I completely disagree with this view. Let me begin by highlighting that Professor Selgin conflates two very different meanings of stabilization. At the end of the passage I just quoted, he addresses the stabilization of aggregate demand (M x V). The production of fiduciary media by fractional-reserve banks may indeed, under certain circumstances, entail a stabilization of this aggregate. But so what? Why is such a state of affairs more beneficial than a shrinking aggregate demand or a rising aggregate demand? I know fairly well how a Keynesian economist might respond to this question. With Jeffrey Hummel, I wonder whether George Selgin’s response is really any different in substance. But my point is that the stabilization of aggregate demand is not the same thing as intertemporal stabilization.
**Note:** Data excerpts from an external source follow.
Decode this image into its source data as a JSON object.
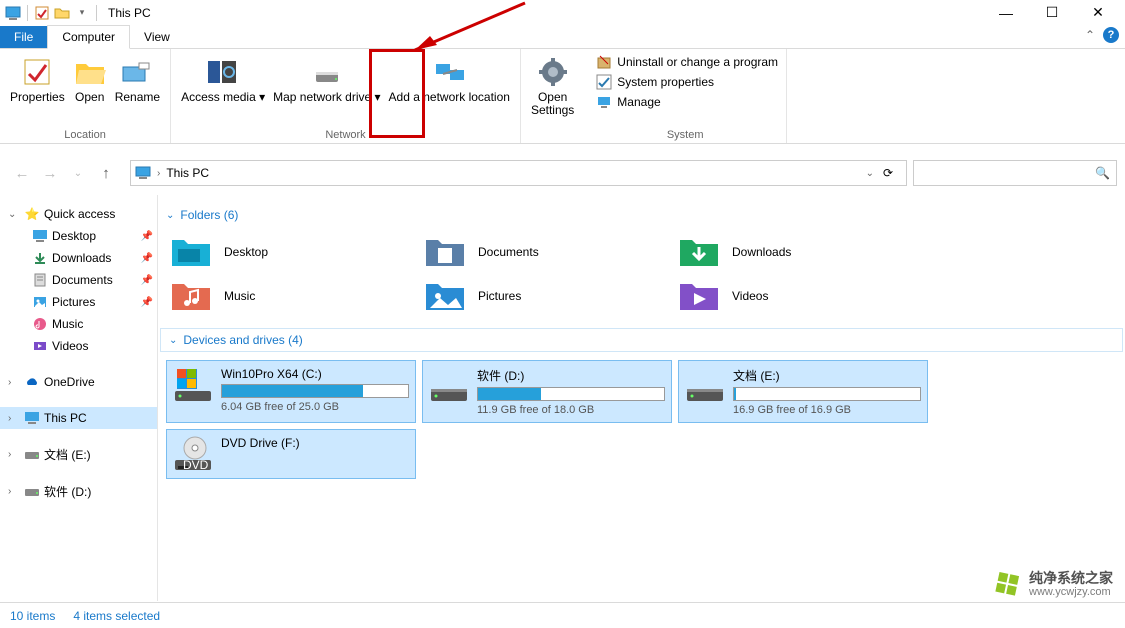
{
  "window": {
    "title": "This PC"
  },
  "ribbon_tabs": {
    "file": "File",
    "computer": "Computer",
    "view": "View"
  },
  "ribbon": {
    "location": {
      "properties": "Properties",
      "open": "Open",
      "rename": "Rename",
      "group": "Location"
    },
    "network": {
      "access_media": "Access media",
      "map_drive": "Map network drive",
      "add_location": "Add a network location",
      "group": "Network"
    },
    "open_settings_l1": "Open",
    "open_settings_l2": "Settings",
    "system": {
      "uninstall": "Uninstall or change a program",
      "sys_props": "System properties",
      "manage": "Manage",
      "group": "System"
    }
  },
  "address": {
    "location": "This PC"
  },
  "search": {
    "placeholder": ""
  },
  "sidebar": {
    "quick_access": "Quick access",
    "desktop": "Desktop",
    "downloads": "Downloads",
    "documents": "Documents",
    "pictures": "Pictures",
    "music": "Music",
    "videos": "Videos",
    "onedrive": "OneDrive",
    "this_pc": "This PC",
    "drive_e": "文档 (E:)",
    "drive_d": "软件 (D:)"
  },
  "sections": {
    "folders": "Folders (6)",
    "drives": "Devices and drives (4)"
  },
  "folders": {
    "desktop": "Desktop",
    "documents": "Documents",
    "downloads": "Downloads",
    "music": "Music",
    "pictures": "Pictures",
    "videos": "Videos"
  },
  "drives": {
    "c": {
      "name": "Win10Pro X64 (C:)",
      "free": "6.04 GB free of 25.0 GB",
      "pct_used": 76
    },
    "d": {
      "name": "软件 (D:)",
      "free": "11.9 GB free of 18.0 GB",
      "pct_used": 34
    },
    "e": {
      "name": "文档 (E:)",
      "free": "16.9 GB free of 16.9 GB",
      "pct_used": 1
    },
    "f": {
      "name": "DVD Drive (F:)"
    }
  },
  "status": {
    "items": "10 items",
    "selected": "4 items selected"
  },
  "watermark": {
    "line1": "纯净系统之家",
    "line2": "www.ycwjzy.com"
  }
}
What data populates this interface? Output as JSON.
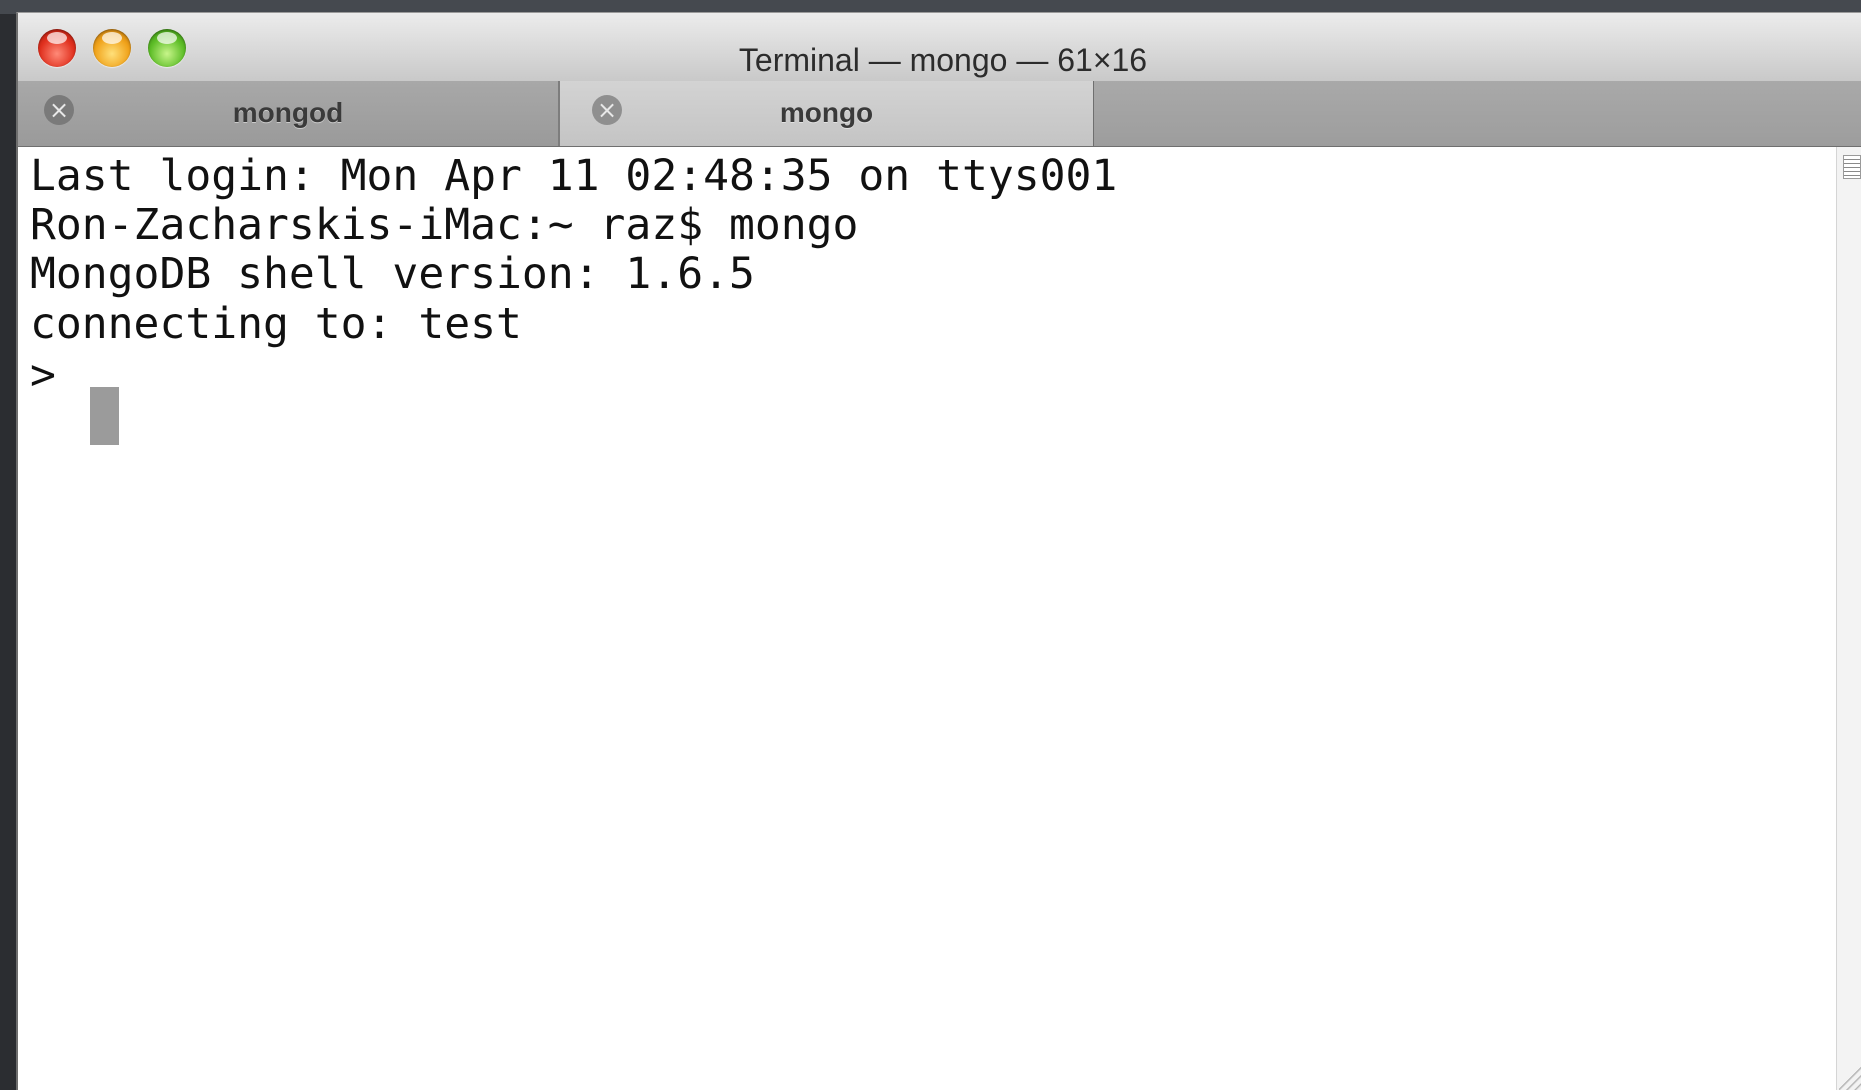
{
  "window": {
    "title": "Terminal — mongo — 61×16"
  },
  "tabs": [
    {
      "label": "mongod",
      "active": false,
      "close_icon": "×"
    },
    {
      "label": "mongo",
      "active": true,
      "close_icon": "×"
    }
  ],
  "terminal": {
    "lines": [
      "Last login: Mon Apr 11 02:48:35 on ttys001",
      "Ron-Zacharskis-iMac:~ raz$ mongo",
      "MongoDB shell version: 1.6.5",
      "connecting to: test",
      "> "
    ]
  },
  "icons": {
    "close": "close-icon",
    "minimize": "minimize-icon",
    "zoom": "zoom-icon",
    "tab_close": "tab-close-icon",
    "split": "split-pane-icon",
    "resize": "resize-grip-icon"
  },
  "colors": {
    "titlebar": "#d6d6d6",
    "tabbar": "#9d9d9d",
    "active_tab": "#c9c9c9",
    "terminal_bg": "#ffffff",
    "terminal_fg": "#111111",
    "cursor": "#9b9b9b",
    "close_button": "#e0301e",
    "minimize_button": "#f0a21a",
    "zoom_button": "#5dbd27"
  }
}
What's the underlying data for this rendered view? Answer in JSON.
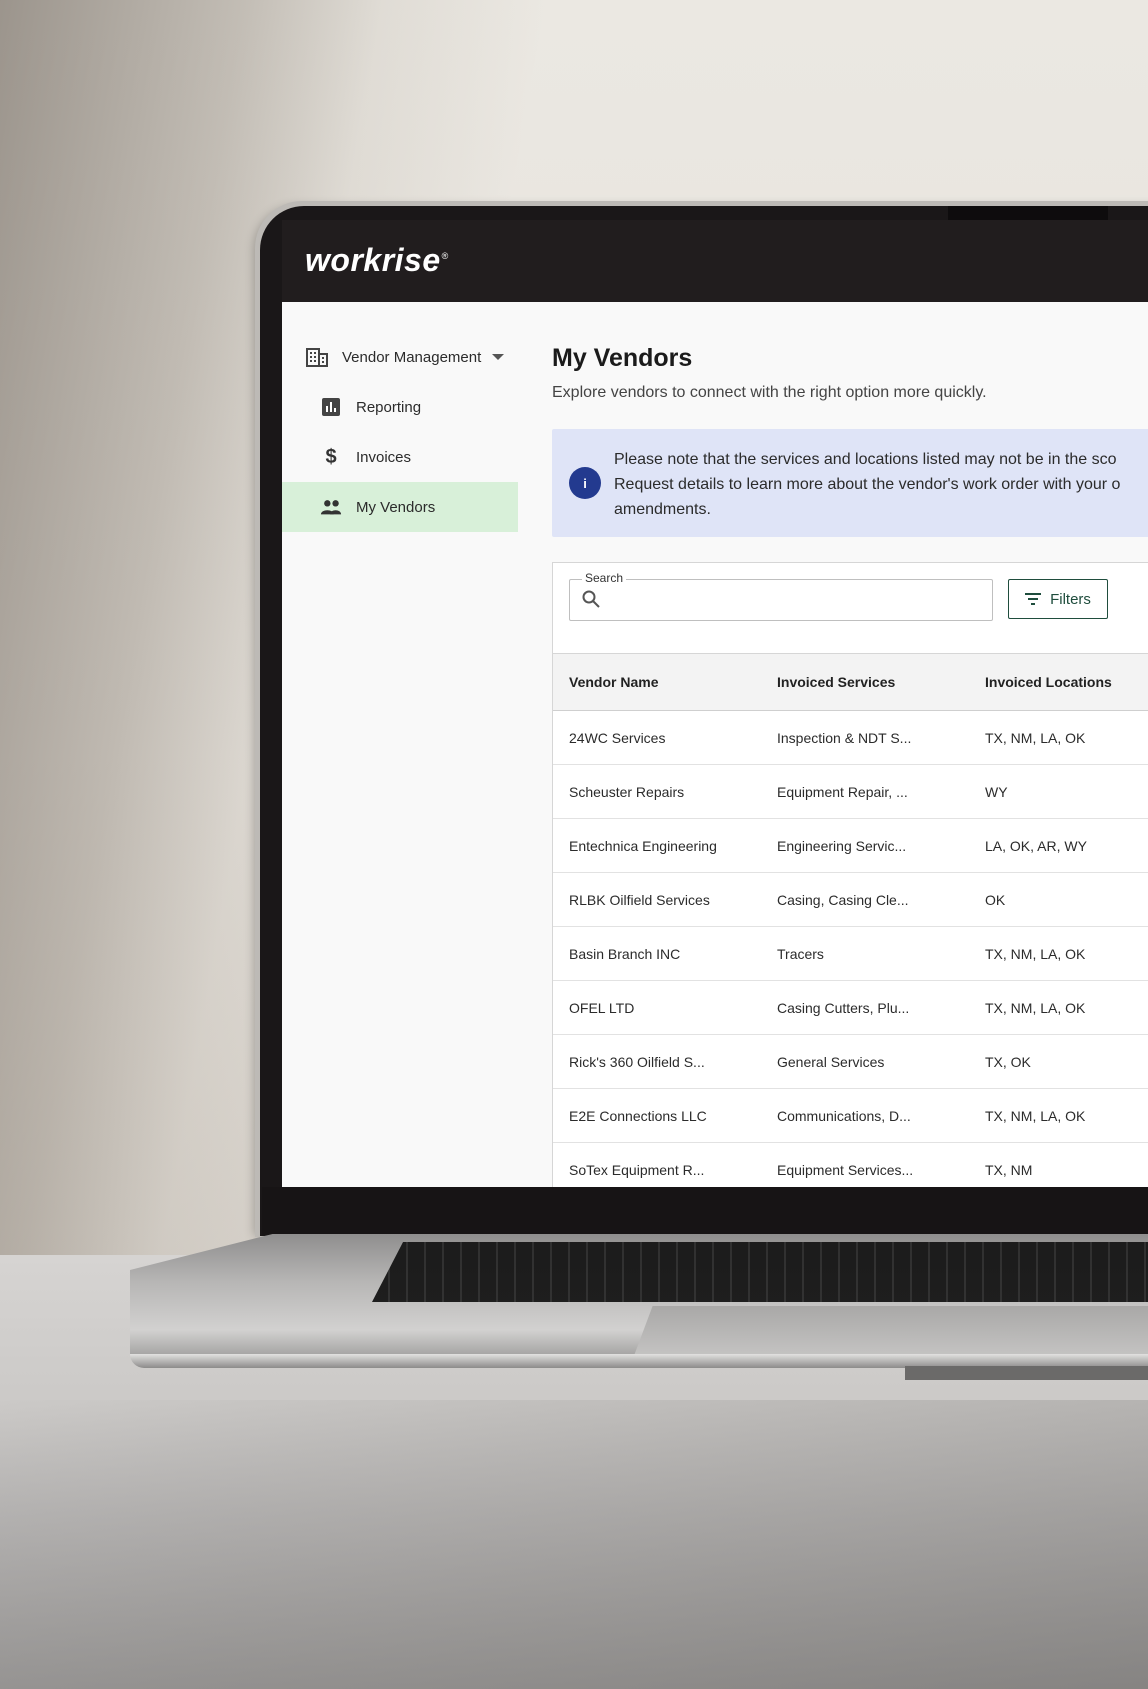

It does not at all follow that the former implies the latter, or the other way round.
This brings me to the central question: Is it really the case that credit expansion, when it occurs simultaneously with an increase in the demand for money, does not drive interest rates below their natural levels, but prevents them from rising above those levels? The whole argument is premised on the notion that the increase in the demand for money, if unchecked by a corresponding increase in the money supply, would entail an intertemporal disequilibrium. But why should this be so? It is true that the increase in the demand for money would tend to entail a temporary increase of market interest rates (the latter would not necessarily be higher than before, but rather higher than they otherwise would have been). But why should we interpret this event as an increase of the interest rates above their natural level? Why is that temporarily higher level not itself the natural level? Why should the structure of production not be adjusted to interest-rate changes resulting from variations of the demand for money? As Dan Mahoney (2011) has recently pointed out, it is precisely when fractional-reserve banks prevent changes of the interest rates that they steer the structure of production away from the state in which it should be.